Она очнулась от раздумья, как от дремоты.

— Должно быть, нет. Иди ко мне, Веточка, посиди со мной, — и она укутала девочку краем пушистого белого платка.

— Вы где остановитесь? — спросил лесовод.

— Не знаю. Вероятно, найдется гостиница.

— Давайте с нами. Вместе сгрузимся, подвезем вас.

— Нет, нет, спасибо.

Странная поездка, против которой так восставал ее разум, которой так противилось ее самолюбие, подходила к концу. Трудно объяснить, как все это вышло. Увидев в расписании рейсов название города, где жил Воропаев, она не могла больше бороться с собой и поехала, не дожив срока в санатории и ничего не сообщив о своем приезде.

Что ее ждет? Страшно почувствовать себя лишней там, где недавно была необходимой, но пройти стороной, не попытав еще раз судьбу, еще страшнее.

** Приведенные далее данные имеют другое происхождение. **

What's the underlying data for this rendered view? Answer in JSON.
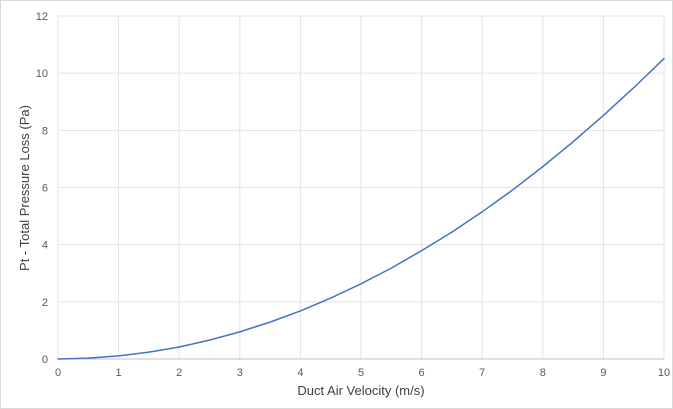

Писем от Воропаева она так и не получала. Не знал ничего о нем и Голышев, с которым она поддерживала переписку.

Все это было очень тревожно.

«А вдруг его нет уже в живых?.. Вдруг я найду только клочок земли, где лежит его тело?..»

Но мысль о том, что Воропаев мог погибнуть, к счастью, никак не укладывалась в ее голове и скоро исчезла, оставив лишь две робкие слезинки на щеках.

Так, со слезами, она и уснула в кресле.

На рассвете корабль осторожно вошел в маленькую гавань с глиняного цвета водой. Вдали, на мокром молу, видны были толпы народа и вереницы грузовиков, но берег, полузакрытый космами дождя, казался необитаемым.

Горева сошла по мокрому и скользкому трапу с задранными вверх ступеньками, когда схлынул поток пассажиров.

Милиционер показал ей дорогу к райкому.

На грязной мостовой плескался в лужицах ветер, шумели и гнулись столетние деревья, но после моря непогода на берегу казалась почти приятной.

Воропаева в райкоме не оказалось. Секретарша сказала, что Воропаев нездоров и лежит у себя.

— Это далеко?

Женщина указала ей на двухэтажный дом через улицу.

— Четвертый номер. Дверь не заперта. Ему сейчас понесут почту.

— Спасибо.

Выйдя на улицу, она ощутила в руках чемодан и, не зная, что с ним делать, остановилась, но, решив не возвращаться, поднялась на второй этаж, чувствуя слабость в коленях, — должно быть, море все же измотало ее всерьез.

Приоткрытая дверь сразу бросилась ей в глаза. Она вошла.

Из темной прихожей она увидела часть большой комнаты, походную кровать у стены и его, облокотившегося на подушку.

Лицо Воропаева совсем не изменилось, оно было только гораздо бледнее, усталее, сосредоточеннее.

Детский голосок выводил какую-то тихую песенку за стеной.

Подняв глаза от бумаг, он ждал, кто войдет.

— Юрий? — спросил он, закашлявшись. — Ты?

— Нет, это я, — тихо сказала она и остановилась у двери, глядя на него и не видя, а только слыша и чувствуя, как сквозь сон.

— Ты?.. Шура моя… — спросил он совсем без голоса.

— Да, я.

Она пересекла комнату и, как была, в пальто, осторожно присела на край его кровати.

— Шура… боже мой! Как же ты, какими судьбами?..

— Своими, Алеша, — она улыбнулась, не зная, что сказать дальше. — Ну, а ты как тут… в своем раю?

Он ничего не ответил ей. Его речью был взгляд. Он глядел в нее, как в себя и ей было страшно, что же увидит он там. И вдруг глаза его медленно, робко осветились такой непритворной радостью, что она поняла — все хорошо.

Тогда она склонилась к нему и поцеловала его в бледные, ставшие какими-то детскими губы и почувствовала, что на ее голову осторожно опустилась неспокойная и сильная рука старшего.